House debates
Monday, 12 August 2024
Private Members' Business
Wages
6:26 pm
Tania Lawrence (Hasluck, Australian Labor Party) Share this | Hansard source
I think one thing that completely separates us from the coalition is our position on wage policy. There can be absolutely no other area in which the fact that the Labor government will always back workers is more stark. It's our priority; it always has been and always will be. We know that without ensuring workers have the right to fair pay and safe working conditions and the means to be able to organise to ensure they get their fair entitlements, this country will not be able to grow. It won't be productive, and we won't enjoy the success that we have to date. So I absolutely do thank the member for Lalor for this important motion.
We are completely proud of the fact that we have seen successive, consecutive wage rises for low-paid workers. This government has taken action across many portfolio areas to assist Australians during difficult times: energy bill relief, fee-free TAFE, tax cuts for all. I could go on, and I will: more bulk-billing in Hasluck and around the country—thanks to this government's policies—cheaper child care, cheaper medicines and rent assistance. These are making a difference to every person living in my electorate and across the country.
It is here, in wages policy, that, as I say, we unearth the true difference between the major parties and underscore the hypocrisy of each and every coalition member who stands in this place—or the other—and tries to speak coherently about the cost of living. Leaving aside the fact that the coalition would not have enacted energy bill relief, fee-free TAFE, tax cuts for all or more bulk-billing, it is this crucial area of wages policy, where the government has, from the very outset, supported the wage cases that have seen those three successive increases in the minimum wage, from which the coalition has been completely absent. Where were they for the nine years while wages flatlined and ordinary families were falling behind? Where they were and what they were doing, and failing to do, is well documented by the McKell Institute in a report from April 2022 by Edward Cavanough titled Stuck in Neutral: The Policy Architecture Driving Slow Wage Growth in Australia. Cavanough lists seven deliberate policy choices of the Morrison-Dutton government that he described as having constituted 'a coordinated program of wage suppression', these being: support for a reduction in penalty rates; overseeing a surge in work visas for low-paid temporary migrant workers; inaction on wage theft and underpayment; opposition to increases in minimum wages; public sector wage freezes; changes in the composition of the Fair Work Commission; and allowing a sharp expansion of the unregulated gig economy in which workers have little or no bargaining power.

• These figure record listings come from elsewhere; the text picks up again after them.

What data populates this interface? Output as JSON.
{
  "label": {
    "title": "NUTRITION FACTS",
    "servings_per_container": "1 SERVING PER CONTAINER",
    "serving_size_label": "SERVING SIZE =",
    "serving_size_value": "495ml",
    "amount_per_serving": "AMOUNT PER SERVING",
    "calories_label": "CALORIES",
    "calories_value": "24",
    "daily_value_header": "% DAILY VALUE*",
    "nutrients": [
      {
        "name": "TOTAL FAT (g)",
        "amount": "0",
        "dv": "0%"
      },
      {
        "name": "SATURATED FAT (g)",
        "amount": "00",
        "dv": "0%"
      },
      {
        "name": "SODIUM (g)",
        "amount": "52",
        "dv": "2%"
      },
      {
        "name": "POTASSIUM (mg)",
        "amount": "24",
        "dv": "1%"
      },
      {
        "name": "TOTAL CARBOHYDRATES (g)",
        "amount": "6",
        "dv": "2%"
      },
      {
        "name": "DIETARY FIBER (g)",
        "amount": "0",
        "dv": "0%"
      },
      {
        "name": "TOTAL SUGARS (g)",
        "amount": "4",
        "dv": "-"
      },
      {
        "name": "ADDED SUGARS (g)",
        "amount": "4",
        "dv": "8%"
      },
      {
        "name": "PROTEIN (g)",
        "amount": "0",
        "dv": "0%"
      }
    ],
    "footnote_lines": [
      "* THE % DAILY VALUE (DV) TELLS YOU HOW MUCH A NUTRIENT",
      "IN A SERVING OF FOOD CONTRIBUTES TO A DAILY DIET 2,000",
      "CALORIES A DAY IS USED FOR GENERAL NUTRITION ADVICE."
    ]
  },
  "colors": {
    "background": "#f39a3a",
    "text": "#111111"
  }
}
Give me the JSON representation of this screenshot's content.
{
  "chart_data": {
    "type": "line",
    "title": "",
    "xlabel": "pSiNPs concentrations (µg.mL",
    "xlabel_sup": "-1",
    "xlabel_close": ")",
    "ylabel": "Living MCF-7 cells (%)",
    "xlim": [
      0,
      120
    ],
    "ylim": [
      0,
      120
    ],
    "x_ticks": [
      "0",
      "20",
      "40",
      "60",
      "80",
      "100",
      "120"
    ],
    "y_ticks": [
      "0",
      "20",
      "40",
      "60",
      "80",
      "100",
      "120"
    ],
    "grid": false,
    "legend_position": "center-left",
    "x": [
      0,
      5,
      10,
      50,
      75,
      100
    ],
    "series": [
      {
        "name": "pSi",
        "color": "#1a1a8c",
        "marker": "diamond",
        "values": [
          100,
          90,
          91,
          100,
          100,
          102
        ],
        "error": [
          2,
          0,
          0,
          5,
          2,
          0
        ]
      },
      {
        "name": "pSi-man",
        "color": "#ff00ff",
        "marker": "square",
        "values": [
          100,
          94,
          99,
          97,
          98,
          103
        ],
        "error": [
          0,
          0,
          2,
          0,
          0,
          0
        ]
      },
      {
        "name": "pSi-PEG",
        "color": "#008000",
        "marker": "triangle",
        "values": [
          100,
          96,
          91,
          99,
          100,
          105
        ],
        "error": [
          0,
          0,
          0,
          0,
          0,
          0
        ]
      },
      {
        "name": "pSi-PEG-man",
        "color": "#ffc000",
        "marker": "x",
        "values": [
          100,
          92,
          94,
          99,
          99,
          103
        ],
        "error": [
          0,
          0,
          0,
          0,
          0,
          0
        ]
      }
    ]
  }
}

It is salient indeed that the present government has taken and is taking action across every one of these policy areas. Average workers in Australia have nothing to thank the coalition for after nine years of policies deliberately designed to reduce wages growth. Average workers in Australia were simply worse off after the coalition years. They were in no fit state to face the pandemic when that hit, nor were they in a good position to face the cost-of-living crisis that has followed. If anyone wants to vote for the coalition in the election next year, they will need to find a reason other than their hip pocket, because the coalition let average Aussies down.
In contrast, real wages growth is back under Labor. People are now earning more under this government and, together with our tax cuts for all Australians, they are keeping more of what they earn. There are many reasons why people are earning more. Part of the story is wage growth itself. This is now recovering, after workers found their real purchasing power declining for years under the coalition. Other reasons for earning more include the government's childcare policies, allowing more people to work, and to work for longer hours, if they wish to; fee-free TAFE, allowing people to skill up without worrying about the cost; increases to parenting payments; and, of course, those tax cuts. We have managed this return to reasonable and sensible wages growth while bringing inflation down from the 6.1 per cent high left to us by the coalition. Indeed, our action across child care, rent and energy rebates has had an anti-inflationary effect at a time when this was dearly needed.
The coalition's reflex seems to be to squeeze ordinary people at every turn. Then they show up here and try to pretend that they are concerned about the cost of living. They simply cannot have it both ways. There's an election coming in less than a year. When it does, I hope and trust that the electors of Hasluck and those elsewhere recognise the true and demonstrated support of the Albanese Labor government for working people and that they hold firm against the empty slogans that the coalition has to offer.